Comme le souligne en 1592 Paolo Morigia dans son Historia dell’antichità di Milano, Arcimboldo fut en particulier à l’origine de la scénographie des festivités organisées à Vienne en 1571 à l’occasion des noces de l’archiduc Charles, frère de l’empereur, avec sa nièce Marie-Anne de Bavière. Cet événement donna lieu à la publication d’un livre de fête richement illustré, dont un exemplaire est conservé par la bibliothèque de l’INHA (4 Est 241).

Cet exemplaire est précieux à plusieurs titres : sur les vingt-deux répertoriées, il compte en effet seize planches gravées sur bois dépliantes, dont onze sont coloriées. Il est aussi doté de provenances prestigieuses : il fit partie de la collection de livres de fête rassemblée par Désiré Ruggieri (1818-1885). Issu d’une dynastie d’artificiers, c’est lui qui fit relier le volume en maroquin rouge, orné de son caractéristique artificier doré.

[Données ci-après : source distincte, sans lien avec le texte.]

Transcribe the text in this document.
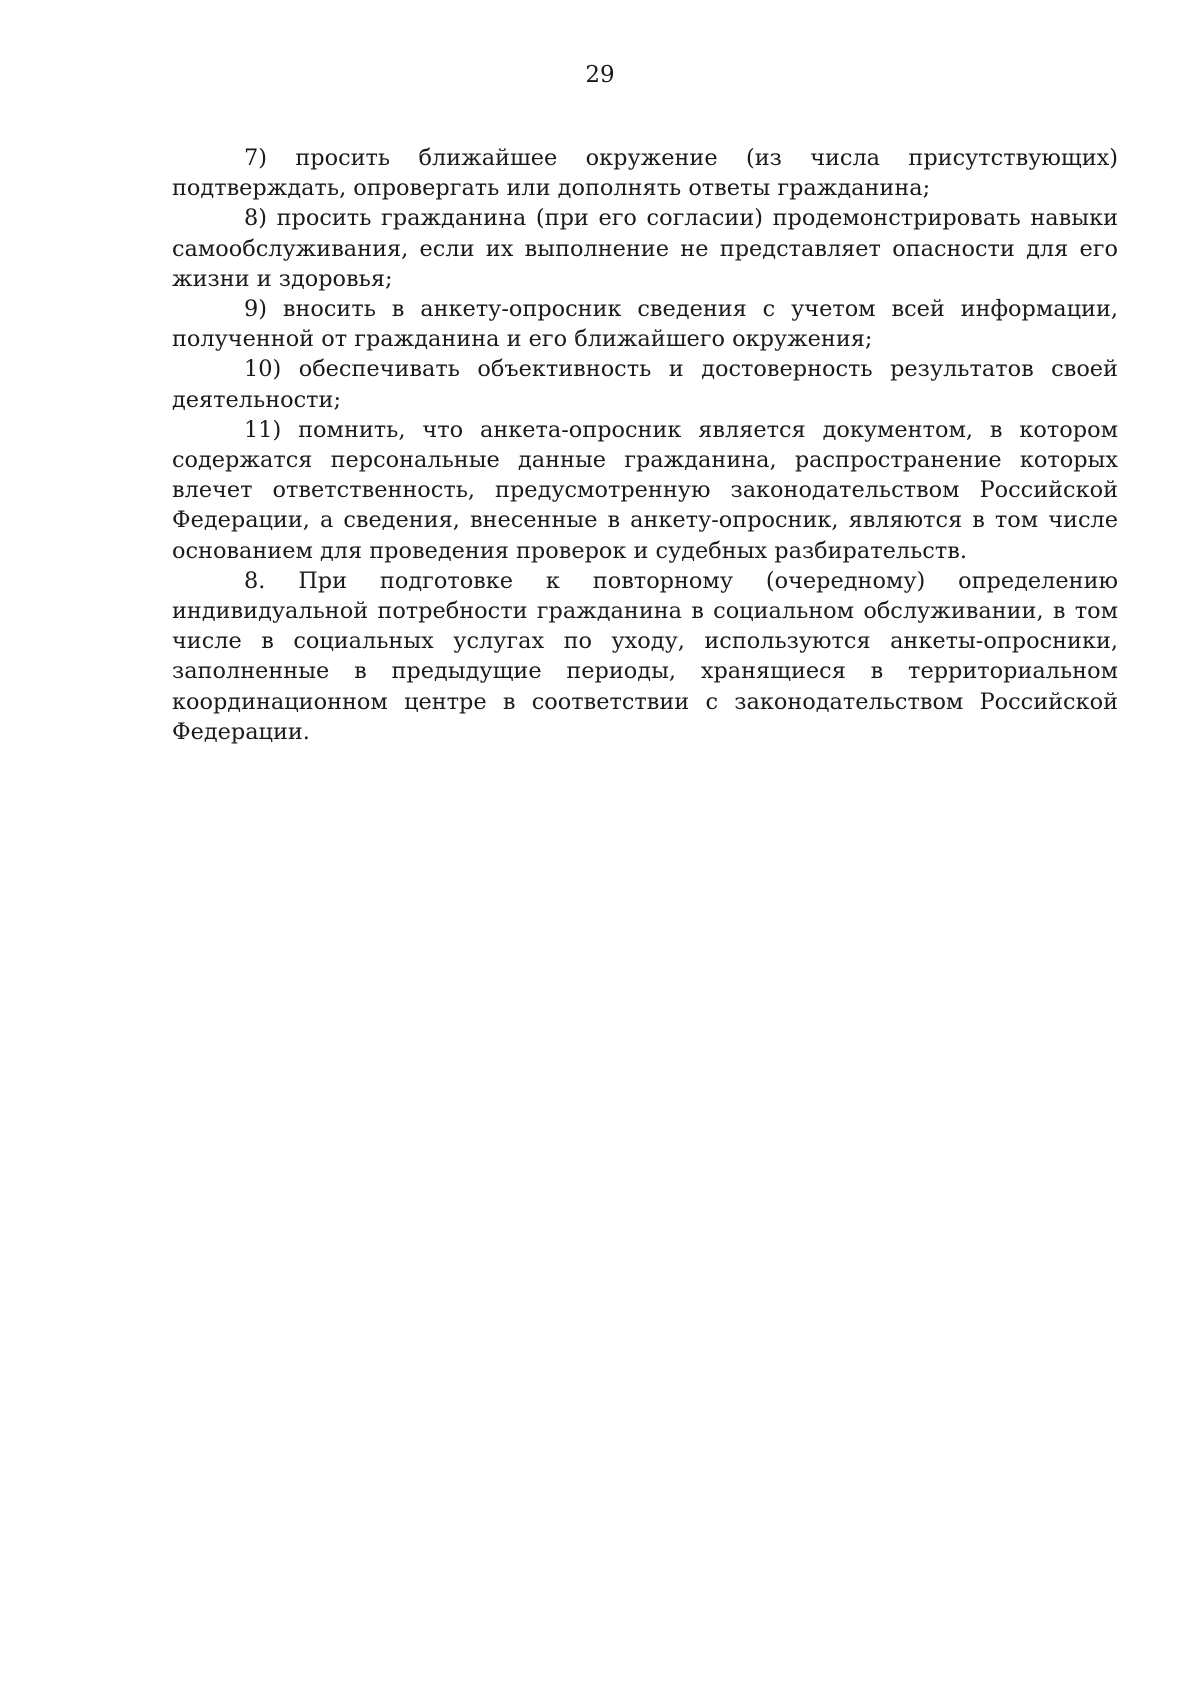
29

7) просить ближайшее окружение (из числа присутствующих) подтверждать, опровергать или дополнять ответы гражданина;

8) просить гражданина (при его согласии) продемонстрировать навыки самообслуживания, если их выполнение не представляет опасности для его жизни и здоровья;

9) вносить в анкету-опросник сведения с учетом всей информации, полученной от гражданина и его ближайшего окружения;

10) обеспечивать объективность и достоверность результатов своей деятельности;

11) помнить, что анкета-опросник является документом, в котором содержатся персональные данные гражданина, распространение которых влечет ответственность, предусмотренную законодательством Российской Федерации, а сведения, внесенные в анкету-опросник, являются в том числе основанием для проведения проверок и судебных разбирательств.

8. При подготовке к повторному (очередному) определению индивидуальной потребности гражданина в социальном обслуживании, в том числе в социальных услугах по уходу, используются анкеты-опросники, заполненные в предыдущие периоды, хранящиеся в территориальном координационном центре в соответствии с законодательством Российской Федерации.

Puis le livre passa dans la collection du dramaturge Victorien Sardou (1831-1908), et Jacques Doucet l’acquit lors de sa vente, vente à laquelle le couturier acheta aussi les remarquables planches enluminées du Carrousel des Galans Maures par Jean Berain.


Heinrich Wirrich, Ordenliche Beschreibung…, 1571, bibliothèque de l’INHA, 4 Est 241. Cliché INHA

Ex-libris de Victorien Sardou, Heinrich Wirrich, Ordenliche Beschreibung…, 1571, bibliothèque de l’INHA, 4 Est 241. Cliché INHA

Le livre, imprimé en caractères gothiques, récapitule les poèmes et récits allégoriques élaborés pour l’événement, qui s’étendit sur plusieurs jours, qui virent se succéder le défilé de l’entrée impériale et divers divertissements, danses et tournois. Les textes sont encadrés par d’épaisses bordures gravées sur bois, qui mêlent animaux réels et fantastiques dans un décor de mauresques.


Heinrich Wirrich, Ordenliche Beschreibung…, 1571, bibliothèque de l’INHA, 4 Est 241, p. de t. (détail). Cliché INHA

Le livre donne la liste des participants au cortège qui eut lieu lors de l’entrée impériale, reproduisant les armes des grands personnages et officiels présents. Les planches dépliantes représentent, parfois sur plusieurs dizaines de centimètres, les costumes des participants.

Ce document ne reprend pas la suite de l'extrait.